The haemoglobin level was maintained at a value greater than 10 g/dl. The viral load remained low one month after treatment and, after a further three months, the haemoglobin level rose to 14 g/dl and the patient became PCR negative, indicating clearance of viraemia. The relatively lower levels of B19 IgG on days 140 and 192 represent a decline in the passive antibody received during treatment. B19 IgM became undetectable by day 140.
This case emphasises the importance of including parvovirus B19 infection in the differential diagnosis of unexplained anaemia with reticulocytopenia in any patient following solid organ transplantation. It is a treatable cause of anaemia and minimises the use of any uncomfortable and unnecessary procedures for the patient.
It may be that the total lymphoid irradiation contributed to the prolonged course of the parvovirus B19 infection. Total lymphoid irradiation is known to be associated with the development of viral infections such as herpes simplex and cytomegalovirus.5
It is also important to prevent exposure of other people at risk of severe parvovirus B19 infection. Since 50% of the adult population lack antibodies and remain susceptible, contact with pregnant women and other immunosuppressed patients was avoided until the immunoglobulin therapy was completed and the dot blot DNA hybridisation was negative. There is evidence that treatment with immunoglobulin decreases viral shedding in respiratory secretions a million-fold so that infectivity is significantly lowered.6 This is therefore another indication for instigating immunoglobulin therapy in patients with prolonged B19 infection.

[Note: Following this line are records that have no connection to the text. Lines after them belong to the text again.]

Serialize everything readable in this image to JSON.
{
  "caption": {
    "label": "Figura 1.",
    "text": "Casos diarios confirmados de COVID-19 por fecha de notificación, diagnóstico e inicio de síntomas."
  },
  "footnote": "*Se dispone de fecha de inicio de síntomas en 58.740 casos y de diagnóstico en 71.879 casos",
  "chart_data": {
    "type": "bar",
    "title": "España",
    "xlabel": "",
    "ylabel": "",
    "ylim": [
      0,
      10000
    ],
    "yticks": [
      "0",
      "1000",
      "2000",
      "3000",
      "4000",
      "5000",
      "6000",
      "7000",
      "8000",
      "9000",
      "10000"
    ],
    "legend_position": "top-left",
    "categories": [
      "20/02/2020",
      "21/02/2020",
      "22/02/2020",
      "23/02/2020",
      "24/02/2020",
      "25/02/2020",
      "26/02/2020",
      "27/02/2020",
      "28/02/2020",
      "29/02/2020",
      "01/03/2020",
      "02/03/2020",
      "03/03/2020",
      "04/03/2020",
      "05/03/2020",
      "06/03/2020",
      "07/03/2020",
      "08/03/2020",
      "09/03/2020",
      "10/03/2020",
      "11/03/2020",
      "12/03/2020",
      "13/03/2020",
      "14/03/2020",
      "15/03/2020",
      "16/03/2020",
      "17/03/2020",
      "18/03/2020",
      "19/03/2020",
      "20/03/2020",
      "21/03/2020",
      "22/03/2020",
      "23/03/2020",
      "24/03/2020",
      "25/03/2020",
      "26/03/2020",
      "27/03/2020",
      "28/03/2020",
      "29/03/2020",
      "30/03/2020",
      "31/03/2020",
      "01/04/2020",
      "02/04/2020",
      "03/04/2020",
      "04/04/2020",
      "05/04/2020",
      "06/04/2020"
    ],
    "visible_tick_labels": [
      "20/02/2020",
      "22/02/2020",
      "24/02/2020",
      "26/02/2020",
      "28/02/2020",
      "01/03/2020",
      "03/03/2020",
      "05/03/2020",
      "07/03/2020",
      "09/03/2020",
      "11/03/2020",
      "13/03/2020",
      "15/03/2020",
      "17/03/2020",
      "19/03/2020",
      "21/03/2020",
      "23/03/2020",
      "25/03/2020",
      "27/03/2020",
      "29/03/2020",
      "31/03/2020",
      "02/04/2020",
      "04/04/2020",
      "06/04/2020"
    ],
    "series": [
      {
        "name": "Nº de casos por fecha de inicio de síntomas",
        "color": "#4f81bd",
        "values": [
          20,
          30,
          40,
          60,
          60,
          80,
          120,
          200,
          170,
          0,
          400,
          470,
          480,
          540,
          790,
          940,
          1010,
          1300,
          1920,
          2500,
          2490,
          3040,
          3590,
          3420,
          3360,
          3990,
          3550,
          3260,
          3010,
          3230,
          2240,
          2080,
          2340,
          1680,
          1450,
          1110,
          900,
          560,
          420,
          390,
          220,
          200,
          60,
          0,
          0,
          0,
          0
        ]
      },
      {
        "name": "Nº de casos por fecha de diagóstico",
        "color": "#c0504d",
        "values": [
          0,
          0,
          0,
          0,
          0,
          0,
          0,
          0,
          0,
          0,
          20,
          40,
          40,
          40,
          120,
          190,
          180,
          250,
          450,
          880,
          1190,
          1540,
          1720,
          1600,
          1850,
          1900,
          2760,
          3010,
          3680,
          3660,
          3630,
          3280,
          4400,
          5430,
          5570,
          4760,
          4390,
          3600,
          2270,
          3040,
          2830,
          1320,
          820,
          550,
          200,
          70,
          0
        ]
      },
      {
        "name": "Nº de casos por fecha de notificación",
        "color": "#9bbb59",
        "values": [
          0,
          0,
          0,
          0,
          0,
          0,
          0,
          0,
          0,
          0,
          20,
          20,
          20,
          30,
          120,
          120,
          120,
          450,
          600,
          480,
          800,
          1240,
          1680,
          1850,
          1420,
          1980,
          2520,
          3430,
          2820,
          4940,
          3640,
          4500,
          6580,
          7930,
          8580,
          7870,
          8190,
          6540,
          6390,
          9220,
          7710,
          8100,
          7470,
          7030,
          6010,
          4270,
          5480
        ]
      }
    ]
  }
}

At present the patient remains well. Despite the clearance of viraemia, parvovirus B19 may remain in the bone marrow7 and thus has the potential to recur. This has serious implications for the patient should she be considered for retransplantation for her obliterative bronchiolitis in the future.
The authors thank Dr John Burman for carrying out the bone marrow aspiration, Dr Nay Win for his advice, and Mrs Jayshree Gandhi and Mr Stuart Beard of the PHLS Enteric and Respiratory Virus Laboratory for performing the parvovirus B19 tests.